Wir wandern querfeldein, über kilometerlange Dünenstrecken...
Paris - Dakar:
Inzwischen sind wir übrigens im Antiatlas angekommen. Wir besuchen Tiznit, die Silberstadt Marokkos. Nirgendwo sonst findet man so viele Silberschmieden, und jeder zweite Laden verkauft Schmuck und Silberarbeiten.
Was uns jedoch viel besser gefällt, ist die nette Medina, die von einer 4 Kilometer langen, vollständig erhaltenen Stadtmauer mit sechs Stadttoren umschlossen ist.
Nach so vielen Tagen in der Einsamkeit genießen wir es, endlich mal wieder Shoppingluft zu schnuppern, was an der Place Mechouar, diesem lang gezogenen Platz mit seinen kleinen Galerien und Läden richtig Spaß macht.
So schön es hier ist - uns zieht's wieder an die Küste und wir finden zwischen Mirleft und Sidi Ifni den herrlichen Campingplatz Erkounte Park. Eine Nacht wollen wir bleiben, heute ist schon die sechste...einfach zu schön, um weiter zu reisen! Hier können wir auch endlich mal wieder radeln, wenn auch ziemlich holprig, über Stock und Stein und mit vielen Höhenmetern.
Doch die Anstrengung wird belohnt und von oben genießen wir einen traumhaften Blick über die Küste:
Kakteen, so weit das Auge reicht...
Bloß das Radelflickzeug nicht vergessen!!
Aber auch Esel, so weit das Auge reicht :-)
Genauso wichtig wie das Radelflickzeug ist aber auch das Navi, denn die Straßenbeschilderung wird hier immer abenteuerlicher:
Heute ist übrigens Heiligabend. Unglaubliche 24 Grad, und das am 24. Dezember. Hier oben in den Bergen nochmal eine Schippe drauf und bei 29 Grad zieht's uns wieder an die Küste mit ihren kleinen Häfen und malerischen Fischerbooten.

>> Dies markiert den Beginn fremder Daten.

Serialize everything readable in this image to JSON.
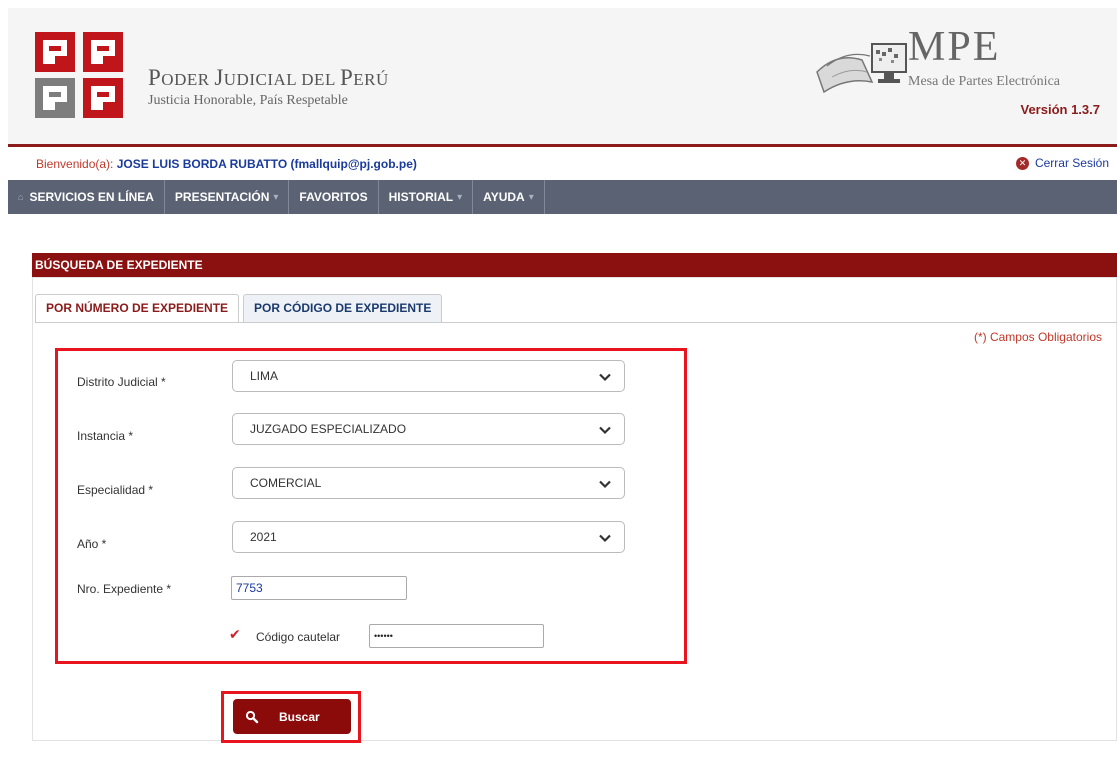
{
  "header": {
    "brand_title_p1": "P",
    "brand_title_p2": "ODER ",
    "brand_title_p3": "J",
    "brand_title_p4": "UDICIAL DEL ",
    "brand_title_p5": "P",
    "brand_title_p6": "ERÚ",
    "brand_subtitle": "Justicia Honorable, País Respetable",
    "app_title": "MPE",
    "app_subtitle": "Mesa de Partes Electrónica",
    "version": "Versión 1.3.7"
  },
  "welcome": {
    "prefix": "Bienvenido(a): ",
    "user": "JOSE LUIS BORDA RUBATTO (fmallquip@pj.gob.pe)",
    "logout_label": "Cerrar Sesión"
  },
  "menu": {
    "items": [
      {
        "label": "SERVICIOS EN LÍNEA",
        "icon": "home-icon"
      },
      {
        "label": "PRESENTACIÓN",
        "caret": "▾"
      },
      {
        "label": "FAVORITOS"
      },
      {
        "label": "HISTORIAL",
        "caret": "▾"
      },
      {
        "label": "AYUDA",
        "caret": "▾"
      }
    ]
  },
  "section": {
    "title": "BÚSQUEDA DE EXPEDIENTE",
    "tabs": [
      "POR NÚMERO DE EXPEDIENTE",
      "POR CÓDIGO DE EXPEDIENTE"
    ],
    "required_note": "(*) Campos Obligatorios"
  },
  "form": {
    "distrito_label": "Distrito Judicial *",
    "distrito_value": "LIMA",
    "instancia_label": "Instancia *",
    "instancia_value": "JUZGADO ESPECIALIZADO",
    "especialidad_label": "Especialidad *",
    "especialidad_value": "COMERCIAL",
    "anio_label": "Año *",
    "anio_value": "2021",
    "nro_label": "Nro. Expediente *",
    "nro_value": "7753",
    "codigo_label": "Código cautelar",
    "codigo_value": "••••••",
    "codigo_checked": true
  },
  "actions": {
    "search_label": "Buscar"
  },
  "colors": {
    "brand_red": "#8b1010",
    "menu_bg": "#5a6273",
    "highlight": "#e8141e",
    "link_blue": "#1a3a9c"
  }
}
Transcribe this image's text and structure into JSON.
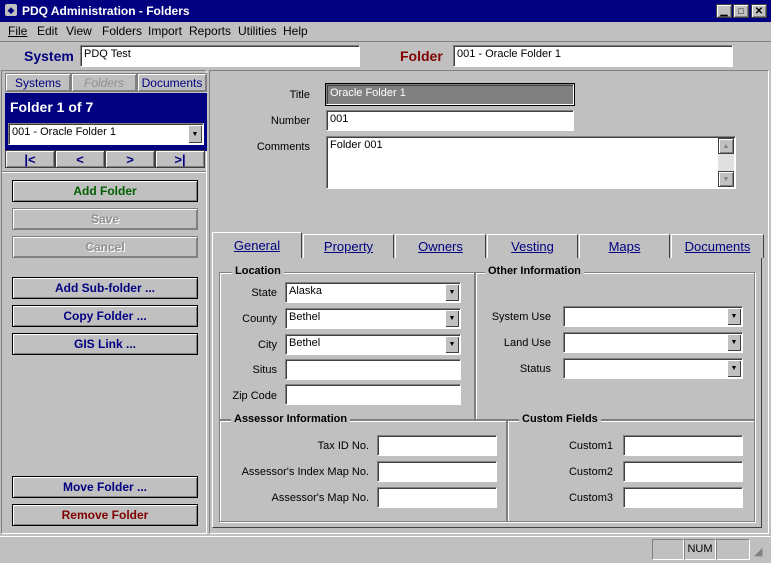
{
  "window": {
    "title": "PDQ Administration - Folders"
  },
  "menu": [
    "File",
    "Edit",
    "View",
    "Folders",
    "Import",
    "Reports",
    "Utilities",
    "Help"
  ],
  "header": {
    "system_label": "System",
    "system_value": "PDQ Test",
    "folder_label": "Folder",
    "folder_value": "001 - Oracle Folder 1"
  },
  "nav": {
    "tabs": [
      "Systems",
      "Folders",
      "Documents"
    ],
    "position": "Folder 1 of 7",
    "selected": "001 - Oracle Folder 1",
    "buttons": [
      "|<",
      "<",
      ">",
      ">|"
    ]
  },
  "actions": {
    "add": "Add Folder",
    "save": "Save",
    "cancel": "Cancel",
    "add_sub": "Add Sub-folder ...",
    "copy": "Copy Folder ...",
    "gis": "GIS Link ...",
    "move": "Move Folder ...",
    "remove": "Remove Folder"
  },
  "detail": {
    "title_label": "Title",
    "title_value": "Oracle Folder 1",
    "number_label": "Number",
    "number_value": "001",
    "comments_label": "Comments",
    "comments_value": "Folder 001"
  },
  "tabs": [
    "General",
    "Property",
    "Owners",
    "Vesting",
    "Maps",
    "Documents"
  ],
  "location": {
    "title": "Location",
    "state_label": "State",
    "state": "Alaska",
    "county_label": "County",
    "county": "Bethel",
    "city_label": "City",
    "city": "Bethel",
    "situs_label": "Situs",
    "situs": "",
    "zip_label": "Zip Code",
    "zip": ""
  },
  "other": {
    "title": "Other Information",
    "system_use_label": "System Use",
    "land_use_label": "Land Use",
    "status_label": "Status"
  },
  "assessor": {
    "title": "Assessor Information",
    "tax_label": "Tax ID No.",
    "index_label": "Assessor's Index Map No.",
    "map_label": "Assessor's Map No."
  },
  "custom": {
    "title": "Custom Fields",
    "c1": "Custom1",
    "c2": "Custom2",
    "c3": "Custom3"
  },
  "status": {
    "num": "NUM"
  },
  "colors": {
    "titlebar": "#000080",
    "accent_green": "#006000",
    "accent_red": "#800000",
    "folder_label": "#800000"
  }
}
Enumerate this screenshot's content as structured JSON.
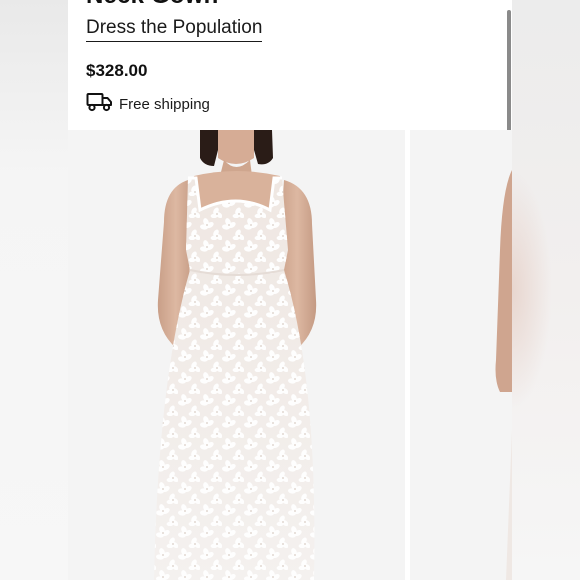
{
  "product": {
    "title": "Neck Gown",
    "brand_link": "Dress the Population",
    "price": "$328.00",
    "shipping_label": "Free shipping",
    "shipping_icon": "truck-icon"
  },
  "gallery": {
    "images": [
      {
        "name": "model-white-floral-lace-gown"
      },
      {
        "name": "model-gown-partial-next"
      }
    ]
  },
  "colors": {
    "text": "#111111",
    "background": "#ffffff",
    "scrollbar": "#8a8a8a"
  }
}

Zur Feier des Tages gibt es ein besonderes Highlight - die Plage de Legzira, ein wunderschöner Strand mit blutroten Felsen, die gigantische Bögen bilden. Das schönste Felsentor ist zwar 2016 zusammengebrochen, aber was noch übrig ist, ist trotzdem unglaublich beeindruckend:
Wo es so herrliche Landschaft gibt, gibt es Touristen, und wo es Touristen gibt, gibt es alles, was ein Tourist so braucht - oder auch nicht... Ein Kamel zum sich rumtragen zu lassen, Maler, die die Schönheit der Bögen auf Leinwand verbannen, Orangenauspresser, die den durstigen Strandwanderer versorgen...aber insgesamt haben sich die kleinen Läden, Fischrestaurants und Cafés (noch) ganz gut in die Landschaft eingefügt.

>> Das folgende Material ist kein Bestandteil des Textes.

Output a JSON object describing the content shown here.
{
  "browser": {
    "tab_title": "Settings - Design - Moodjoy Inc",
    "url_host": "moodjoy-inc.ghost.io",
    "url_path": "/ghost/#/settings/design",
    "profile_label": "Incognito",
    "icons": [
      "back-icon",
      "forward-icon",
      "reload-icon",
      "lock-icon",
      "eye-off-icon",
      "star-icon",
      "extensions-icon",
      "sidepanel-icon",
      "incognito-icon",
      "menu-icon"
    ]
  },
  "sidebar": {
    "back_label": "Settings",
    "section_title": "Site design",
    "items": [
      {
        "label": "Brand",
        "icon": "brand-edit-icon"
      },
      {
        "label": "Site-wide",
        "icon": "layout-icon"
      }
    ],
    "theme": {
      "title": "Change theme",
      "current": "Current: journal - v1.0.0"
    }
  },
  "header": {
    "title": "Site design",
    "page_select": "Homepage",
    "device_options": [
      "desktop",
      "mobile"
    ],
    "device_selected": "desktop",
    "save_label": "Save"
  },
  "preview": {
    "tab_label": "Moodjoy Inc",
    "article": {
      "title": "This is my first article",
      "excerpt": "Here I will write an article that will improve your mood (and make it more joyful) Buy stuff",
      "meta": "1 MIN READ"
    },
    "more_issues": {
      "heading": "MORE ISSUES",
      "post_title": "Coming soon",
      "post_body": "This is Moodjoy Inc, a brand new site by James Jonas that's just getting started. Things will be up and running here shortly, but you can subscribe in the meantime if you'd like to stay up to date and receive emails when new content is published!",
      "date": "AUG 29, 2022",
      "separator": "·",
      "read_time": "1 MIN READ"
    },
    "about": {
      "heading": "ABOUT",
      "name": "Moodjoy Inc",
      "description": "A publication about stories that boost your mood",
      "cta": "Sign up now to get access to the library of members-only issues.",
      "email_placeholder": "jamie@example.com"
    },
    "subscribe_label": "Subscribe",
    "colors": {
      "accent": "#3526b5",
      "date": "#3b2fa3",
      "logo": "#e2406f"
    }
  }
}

Am Abend gibt es eine große Weihnachtsfeier am Campingplatz. Das Menü klingt super lecker, aber nach Androhung von Tanz und Gesang ziehen wir doch einen gemütlichen Abend in unserem Bulli vor.

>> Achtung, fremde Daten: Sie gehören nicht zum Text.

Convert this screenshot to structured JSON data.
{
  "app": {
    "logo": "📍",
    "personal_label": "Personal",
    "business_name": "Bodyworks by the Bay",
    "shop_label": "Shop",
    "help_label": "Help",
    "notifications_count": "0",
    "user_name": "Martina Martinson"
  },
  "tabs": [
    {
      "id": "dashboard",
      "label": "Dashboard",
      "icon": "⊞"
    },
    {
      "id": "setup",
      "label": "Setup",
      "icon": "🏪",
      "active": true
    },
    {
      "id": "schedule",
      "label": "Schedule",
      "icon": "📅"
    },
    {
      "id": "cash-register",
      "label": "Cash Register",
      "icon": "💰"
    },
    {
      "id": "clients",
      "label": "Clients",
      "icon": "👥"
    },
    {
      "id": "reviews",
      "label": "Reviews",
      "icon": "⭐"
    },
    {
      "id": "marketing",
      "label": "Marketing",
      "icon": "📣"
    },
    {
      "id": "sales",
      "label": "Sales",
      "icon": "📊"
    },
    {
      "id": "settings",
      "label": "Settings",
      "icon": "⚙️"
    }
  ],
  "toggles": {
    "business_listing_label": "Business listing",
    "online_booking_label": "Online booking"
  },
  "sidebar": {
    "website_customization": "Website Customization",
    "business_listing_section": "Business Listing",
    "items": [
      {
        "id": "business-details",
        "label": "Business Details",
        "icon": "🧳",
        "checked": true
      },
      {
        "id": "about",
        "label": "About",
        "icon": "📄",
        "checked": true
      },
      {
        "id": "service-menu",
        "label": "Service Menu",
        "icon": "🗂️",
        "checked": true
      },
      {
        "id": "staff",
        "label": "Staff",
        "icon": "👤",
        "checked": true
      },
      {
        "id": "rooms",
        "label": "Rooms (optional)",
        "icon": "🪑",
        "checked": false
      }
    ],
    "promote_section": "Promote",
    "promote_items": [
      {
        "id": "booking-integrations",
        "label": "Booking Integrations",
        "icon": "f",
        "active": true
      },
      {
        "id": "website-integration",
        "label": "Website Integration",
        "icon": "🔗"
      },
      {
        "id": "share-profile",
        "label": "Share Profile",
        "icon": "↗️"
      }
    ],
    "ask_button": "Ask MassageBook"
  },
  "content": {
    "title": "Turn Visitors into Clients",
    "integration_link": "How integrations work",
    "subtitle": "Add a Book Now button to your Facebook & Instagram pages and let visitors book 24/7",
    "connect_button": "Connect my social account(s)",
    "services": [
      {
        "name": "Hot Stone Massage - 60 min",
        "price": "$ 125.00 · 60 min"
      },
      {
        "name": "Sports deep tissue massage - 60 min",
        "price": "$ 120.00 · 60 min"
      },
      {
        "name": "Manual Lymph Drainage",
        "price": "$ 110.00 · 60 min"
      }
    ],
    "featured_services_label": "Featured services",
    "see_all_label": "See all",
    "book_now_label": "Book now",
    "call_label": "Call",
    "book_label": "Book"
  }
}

Ihr seht, weit sind wir nicht gekommen seit unserem letzten Blogeintrag. Zu schön ist das Wetter an der Küste, zu warm die Nächte, zu schöne Sonnenuntergänge über dem Meer, und vor allem immer wieder Bekanntschaften mit lieben Menschen, die von Reisegefährten zu Freunden werden, wie zum Beispiel Margot und Michael, die mit einem kleinen Zelt unterwegs sind, was in der Wüste der Mega-Wohnmobile immer mehr zur Seltenheit wird.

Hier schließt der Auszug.